Tuesday, October 21, 2014

Collection highlights: England's weather vanes

A post for a windy day!

For generations England’s Ironmongers was an institution in Pontefract’s Market Place. 

Behind the ornate terracotta façade (that is now WH Smith) was England's “white” or tinsmith, who made ladles, boxes and even weather vanes.


Tin templates for weather vanes from England's, Pontefract. 




These templates were part of a range on offer to clients. The large tree stump used as an anvil is also been kept in the museum’s collections.  We even have a small pair of framed slates on which the tinsmith had chalked out a list of his day’s work not knowing that he would be killed by a heart attack on that very day.

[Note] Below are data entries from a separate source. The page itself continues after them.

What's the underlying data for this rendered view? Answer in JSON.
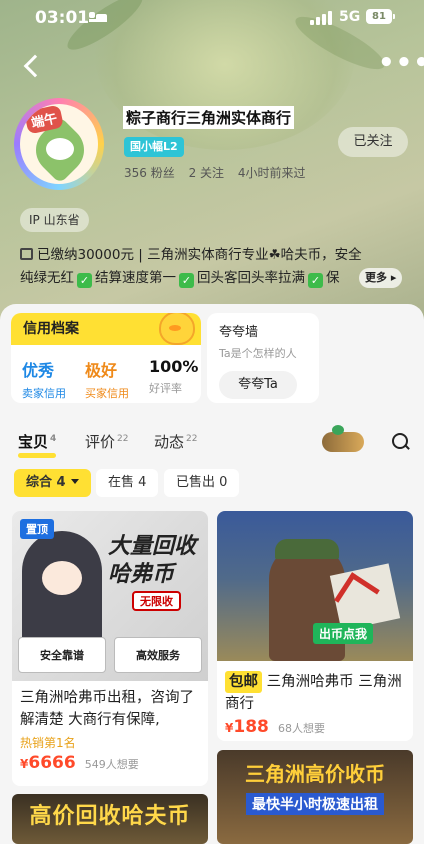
{
  "status_bar": {
    "time": "03:01",
    "network": "5G",
    "battery": "81"
  },
  "header": {
    "back_icon": "chevron-left-icon",
    "more_icon": "more-dots-icon"
  },
  "shop": {
    "avatar_badge": "端午",
    "name": "粽子商行三角洲实体商行",
    "level": "国小幅L2",
    "fans": "356 粉丝",
    "following": "2 关注",
    "last_active": "4小时前来过",
    "follow_label": "已关注"
  },
  "ip": "IP 山东省",
  "description": {
    "line1": "已缴纳30000元 | 三角洲实体商行专业☘哈夫币，安全",
    "line2_a": "纯绿无红",
    "line2_b": "结算速度第一",
    "line2_c": "回头客回头率拉满",
    "line2_d": "保",
    "more_label": "更多"
  },
  "credit": {
    "title": "信用档案",
    "seller_value": "优秀",
    "seller_label": "卖家信用",
    "buyer_value": "极好",
    "buyer_label": "买家信用",
    "rate_value": "100%",
    "rate_label": "好评率",
    "colors": {
      "seller": "#1e88e5",
      "buyer": "#ef8a1a",
      "header": "#ffe033"
    }
  },
  "kuakua": {
    "title": "夸夸墙",
    "subtitle": "Ta是个怎样的人",
    "button": "夸夸Ta"
  },
  "tabs": [
    {
      "label": "宝贝",
      "count": "4"
    },
    {
      "label": "评价",
      "count": "22"
    },
    {
      "label": "动态",
      "count": "22"
    }
  ],
  "filters": [
    {
      "label": "综合 4"
    },
    {
      "label": "在售 4"
    },
    {
      "label": "已售出 0"
    }
  ],
  "products": [
    {
      "pin": "置顶",
      "image_title_1": "大量回收",
      "image_title_2": "哈弗币",
      "image_badge": "无限收",
      "image_row_1": "安全靠谱",
      "image_row_2": "高效服务",
      "title": "三角洲哈弗币出租，咨询了解清楚 大商行有保障,",
      "hot": "热销第1名",
      "currency": "¥",
      "price": "6666",
      "want": "549人想要"
    },
    {
      "image_tag": "出币点我",
      "shipping": "包邮",
      "title": "三角洲哈弗币 三角洲商行",
      "currency": "¥",
      "price": "188",
      "want": "68人想要"
    }
  ],
  "banners": {
    "left": "高价回收哈夫币",
    "right_1": "三角洲高价收币",
    "right_2": "最快半小时极速出租"
  }
}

In the liquorice works of the town “Spanish Lasses” (as the workers were known) used metal shovels to mix the different “allsorts” sweets. As the shovel wore away, work became a little easier. But when replacing the blade at England’s tinsmith could no longer be put off, the work became harder again, as the blade was its full heavy thickness once more.

Few ornate weather vanes survive locally. The one on Pontefract Town Hall is a modern replacement that is out of scale with the Georgian building. Pontefract racecourse and Nostell Priory both once had elaborate weather vanes. “Father Time” at Lords cricket pavilion is now a bit of a national icon and if you visit Whitby the gold salmon on the Georgian town hall is beautiful!